The transfer of business assets is in principle exempt under inheritance tax in accordance with §§ 13a, 13b ErbStG. However, this exemption is subject to a retention period. Compliance with the retention period for multi-storey companies can be problematic. In the case of a multi-storey company, the sub-person company can become insolvent. Then it is questionable whether tax-exempt business assets transferred by the parent company may well be subject to tax. It is then necessary to clarify under which conditions it is subject to re-control as a result of the elimination of the protection deduction. This issue is addressed in this contribution.

Multi-storey company structures exist when a company is involved in other companies. These companies are called subsidiaries. It may happen that a sub-company becomes insolvent and assets are sold as part of this insolvency procedure. Then the sale could break through to the upper company. The tax exemption of business assets according to § 13a, 13b ErbStG is dependent on certain retention periods. These could have been undercut by the divestments of the sub-personnel companies. As a result, the protection discount could subsequently be eliminated. This could lead to the fact that, as a result of the sales, originally exempt transfers have to be paid back.

Cases leading to the abolition of the immunity deduction are regulated in § 13a VI ErbStG. Accordingly, the operation may not be sold within five years of the acquisition. The insolvency of the sub-company in itself could be a damaging task of the business. The task of a commercial enterprise is equivalent to sale. Therefore, the task can also be a harmful act. It does not depend on the reasons for the task. For this reason, forced divestitures or the insolvency-related abandonment of the company also lead to the proportional abolition of the relief deduction.

The sole opening of insolvency proceedings, on the other hand, does not constitute a task of the business. In addition, the opening of insolvency proceedings is not comparable to the operational task. In the course of the insolvency proceedings, it is possible that the operation is initially or permanently continued or only insignificant operating bases are sold in order to satisfy the creditors. Only when the insolvency administrator finally ceases operations is there an operational task. Therefore, the opening of insolvency proceedings is not yet an operational task.

These principles must especially apply to multi-storey companies. If the opening of insolvency in the case of a company does not lead to its operational task, the opening of insolvency in the case of a sub-company in which the parent company has only a stakeholder position can certainly not be regarded as an operational task of the parent company. There is also no corporate insolvency. Affiliated companies therefore remain independent from insolvency law.

Technical advice for

Exemption of business assets?

The abolition of the exemption deduction and the resulting re-taxation would be conceivable if essential operating bases were sold within the retention periods. It is relevant whether the asset is essential for the holding according to the type of holding and its function in the holding. It is therefore necessary to examine whether the assets of the sub-company are essential operating bases of the parent company. This would be conceivable if the sub-company is an essential pillar of the upper company. This is countered by the fact that the sub-company probably has hardly any positive earning power due to its insolvency.

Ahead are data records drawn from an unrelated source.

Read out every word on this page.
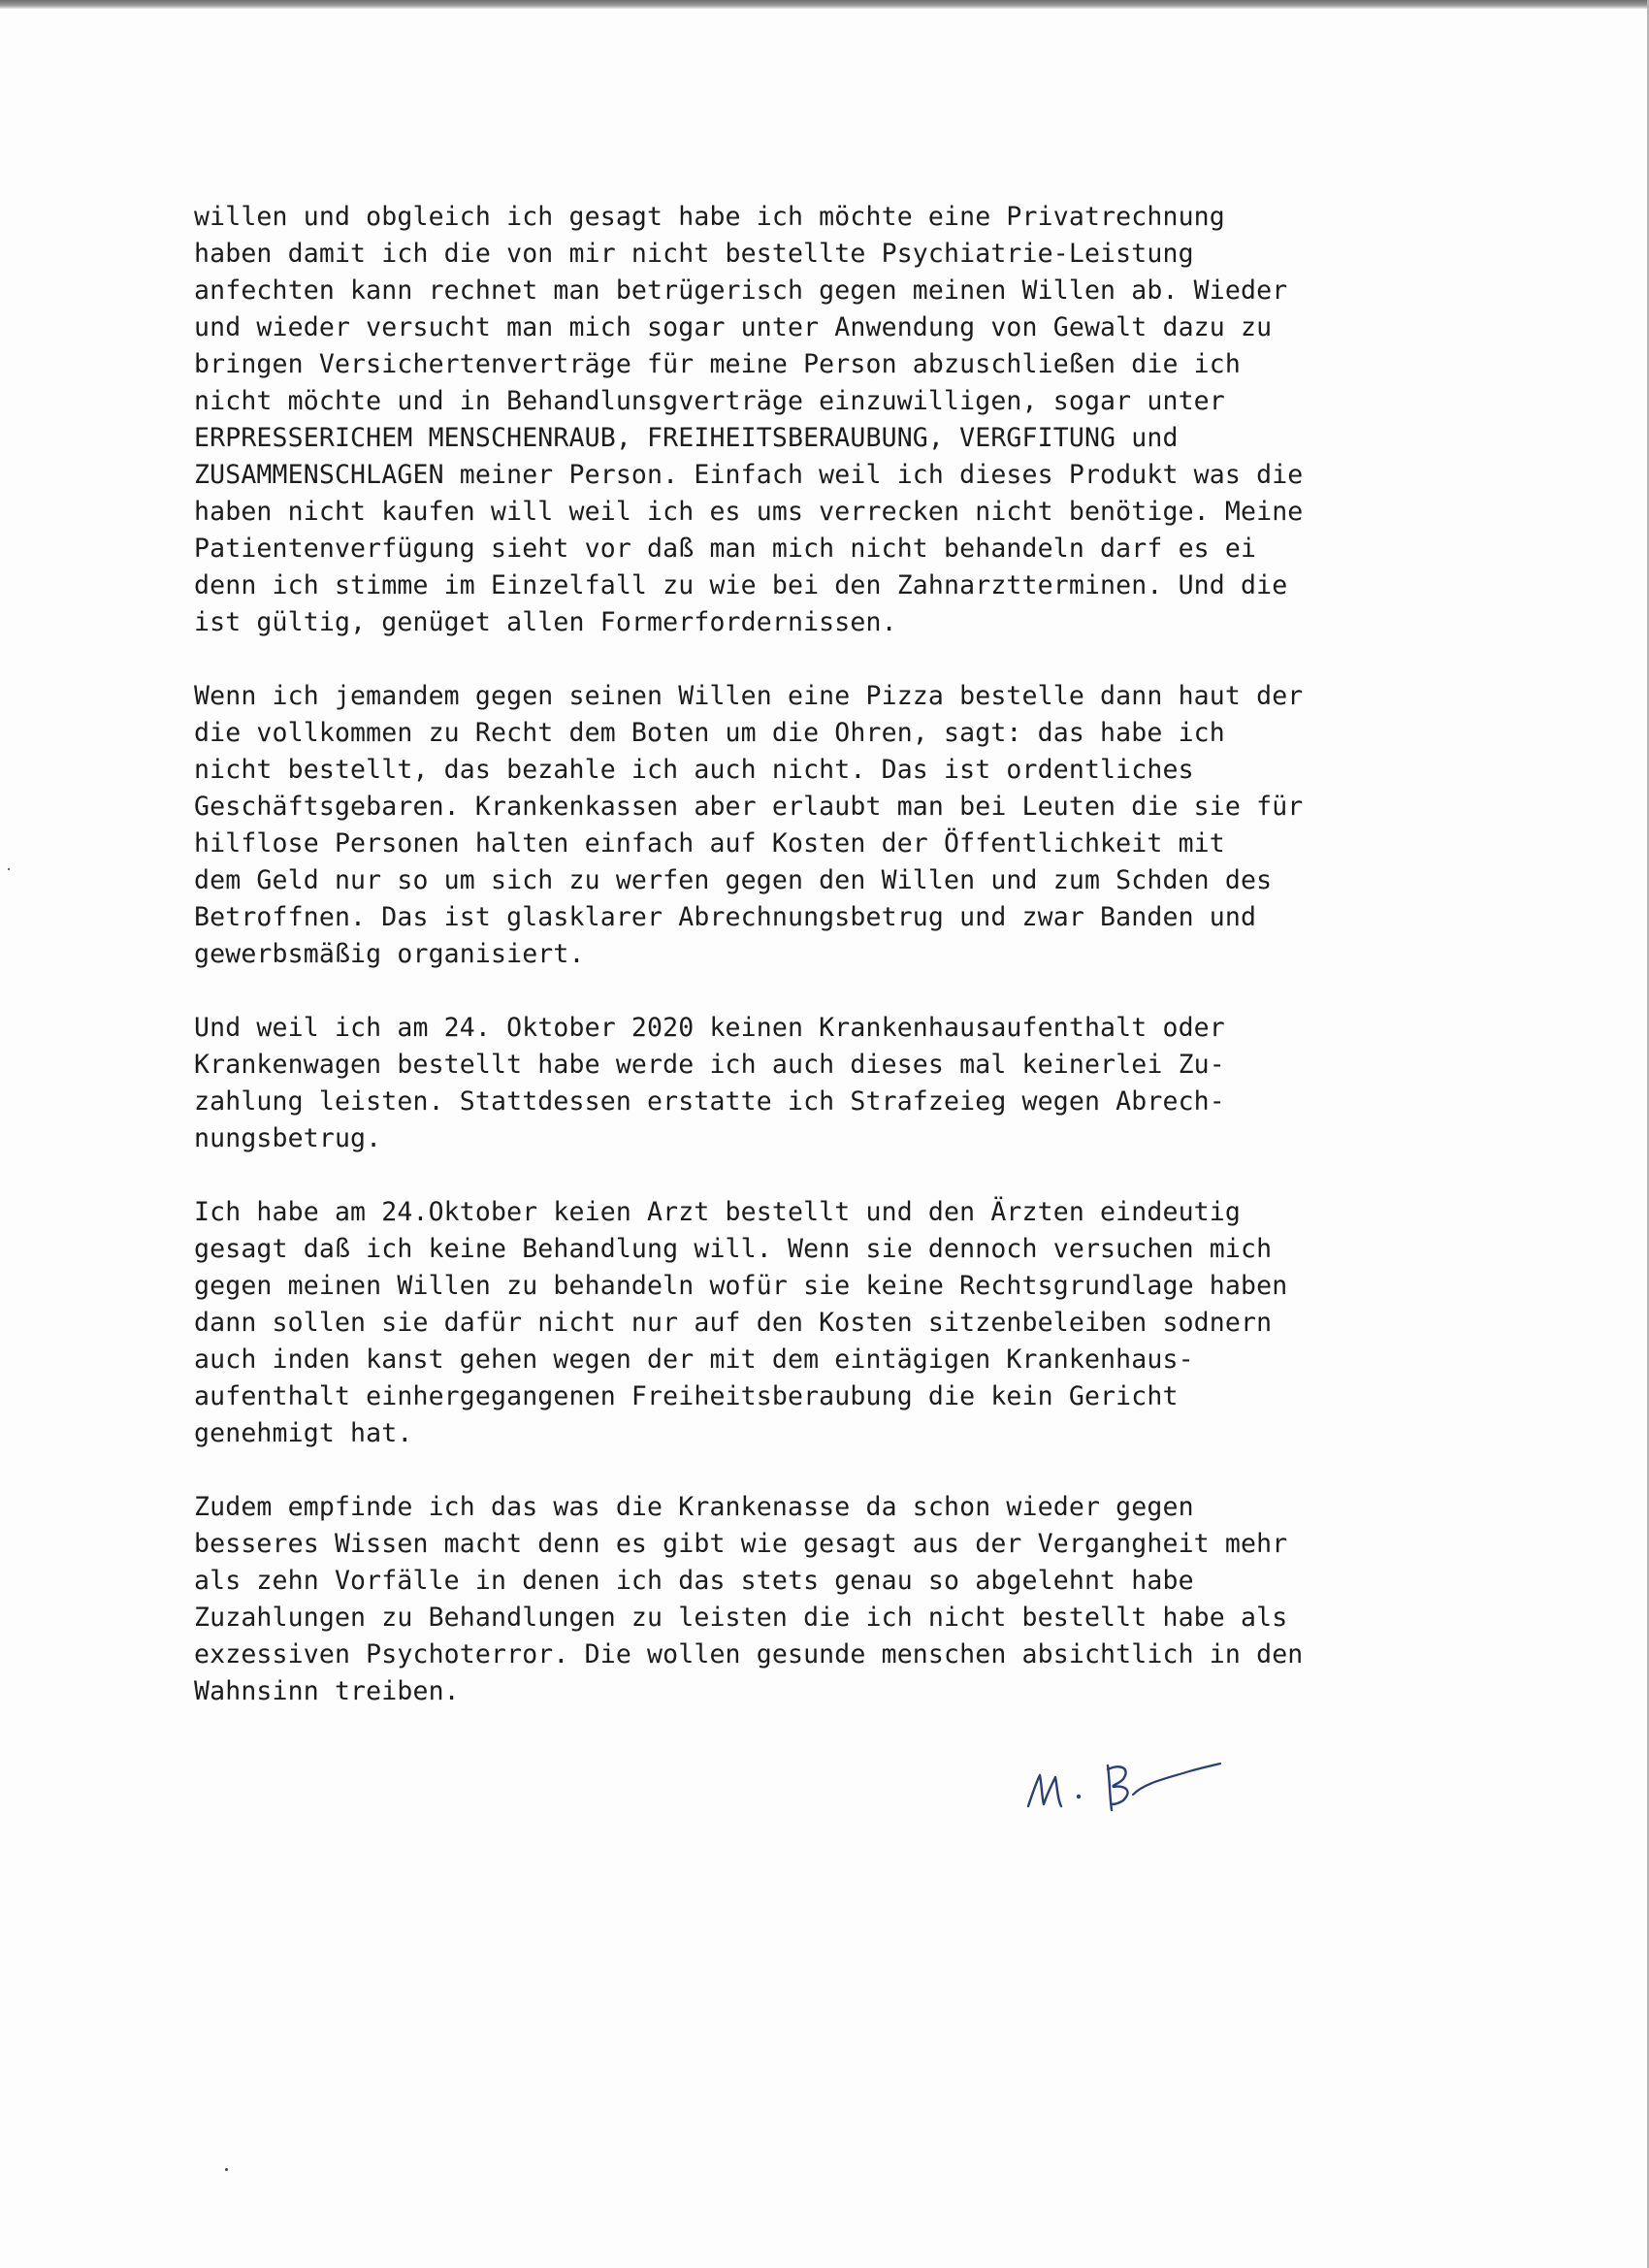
willen und obgleich ich gesagt habe ich möchte eine Privatrechnung
haben damit ich die von mir nicht bestellte Psychiatrie-Leistung
anfechten kann rechnet man betrügerisch gegen meinen Willen ab. Wieder
und wieder versucht man mich sogar unter Anwendung von Gewalt dazu zu
bringen Versichertenverträge für meine Person abzuschließen die ich
nicht möchte und in Behandlunsgverträge einzuwilligen, sogar unter
ERPRESSERICHEM MENSCHENRAUB, FREIHEITSBERAUBUNG, VERGFITUNG und
ZUSAMMENSCHLAGEN meiner Person. Einfach weil ich dieses Produkt was die
haben nicht kaufen will weil ich es ums verrecken nicht benötige. Meine
Patientenverfügung sieht vor daß man mich nicht behandeln darf es ei
denn ich stimme im Einzelfall zu wie bei den Zahnarztterminen. Und die
ist gültig, genüget allen Formerfordernissen.
Wenn ich jemandem gegen seinen Willen eine Pizza bestelle dann haut der
die vollkommen zu Recht dem Boten um die Ohren, sagt: das habe ich
nicht bestellt, das bezahle ich auch nicht. Das ist ordentliches
Geschäftsgebaren. Krankenkassen aber erlaubt man bei Leuten die sie für
hilflose Personen halten einfach auf Kosten der Öffentlichkeit mit
dem Geld nur so um sich zu werfen gegen den Willen und zum Schden des
Betroffnen. Das ist glasklarer Abrechnungsbetrug und zwar Banden und
gewerbsmäßig organisiert.
Und weil ich am 24. Oktober 2020 keinen Krankenhausaufenthalt oder
Krankenwagen bestellt habe werde ich auch dieses mal keinerlei Zu-
zahlung leisten. Stattdessen erstatte ich Strafzeieg wegen Abrech-
nungsbetrug.
Ich habe am 24.Oktober keien Arzt bestellt und den Ärzten eindeutig
gesagt daß ich keine Behandlung will. Wenn sie dennoch versuchen mich
gegen meinen Willen zu behandeln wofür sie keine Rechtsgrundlage haben
dann sollen sie dafür nicht nur auf den Kosten sitzenbeleiben sodnern
auch inden kanst gehen wegen der mit dem eintägigen Krankenhaus-
aufenthalt einhergegangenen Freiheitsberaubung die kein Gericht
genehmigt hat.
Zudem empfinde ich das was die Krankenasse da schon wieder gegen
besseres Wissen macht denn es gibt wie gesagt aus der Vergangheit mehr
als zehn Vorfälle in denen ich das stets genau so abgelehnt habe
Zuzahlungen zu Behandlungen zu leisten die ich nicht bestellt habe als
exzessiven Psychoterror. Die wollen gesunde menschen absichtlich in den
Wahnsinn treiben.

Therefore, it will not be so decisive for the operation of the upper company.

In addition, the concept of the essential operating bases must in principle be interpreted as income tax. For income tax purposes, the subsidiaries’ individual key operating bases are only their key operating bases. They cannot even be economic assets of the upper company, since they are assigned to the lower company. Consequently, they cannot be essential operating bases of the parent company.

In view of the purpose of § 13a I ErbStG and the retention periods, however, it may be necessary to deviate from the income tax principles. The purpose of the retroactive taxation rule is to maintain the full legal position of the previous holder in relation to the transferred assets in the person of the acquirer for at least five years. Only then do the risks from social ties pass to the purchaser. Jobs are to be secured by avoiding inheritance tax and gift tax. However, this goal is not achieved if assets that the upper company can actually use and that have a considerable weight for the operation can simply be sold. Therefore, it is possible that economic goods of the sub-society are also essential for the upper company.

An asset of the sub-company is functionally essential for the upper company if it is of considerable importance for the operation of the company and is therefore necessary for the continuation of the operation of the upper company. Qualitative and quantitative characteristics shall be used to assess whether an asset fulfils these conditions. Therefore, the circumstances of the individual case are decisive. For example, a property of the sub-company can be an essential operating basis of the parent company if it forms the geographical and functional basis for the business activities of the parent company and is available to the parent company.

If you purchase tax-exempt business assets, you must always pay attention to what happens to the subsidiaries in multi-storey structures and whether they sell essential business assets that are also essential for your business. Since corresponding retention periods must also be observed for other exemptions, the principles also apply there. For example, divestments in the subsidiaries could also represent capital gains that must be taken into account in the framework of the relief needs assessment.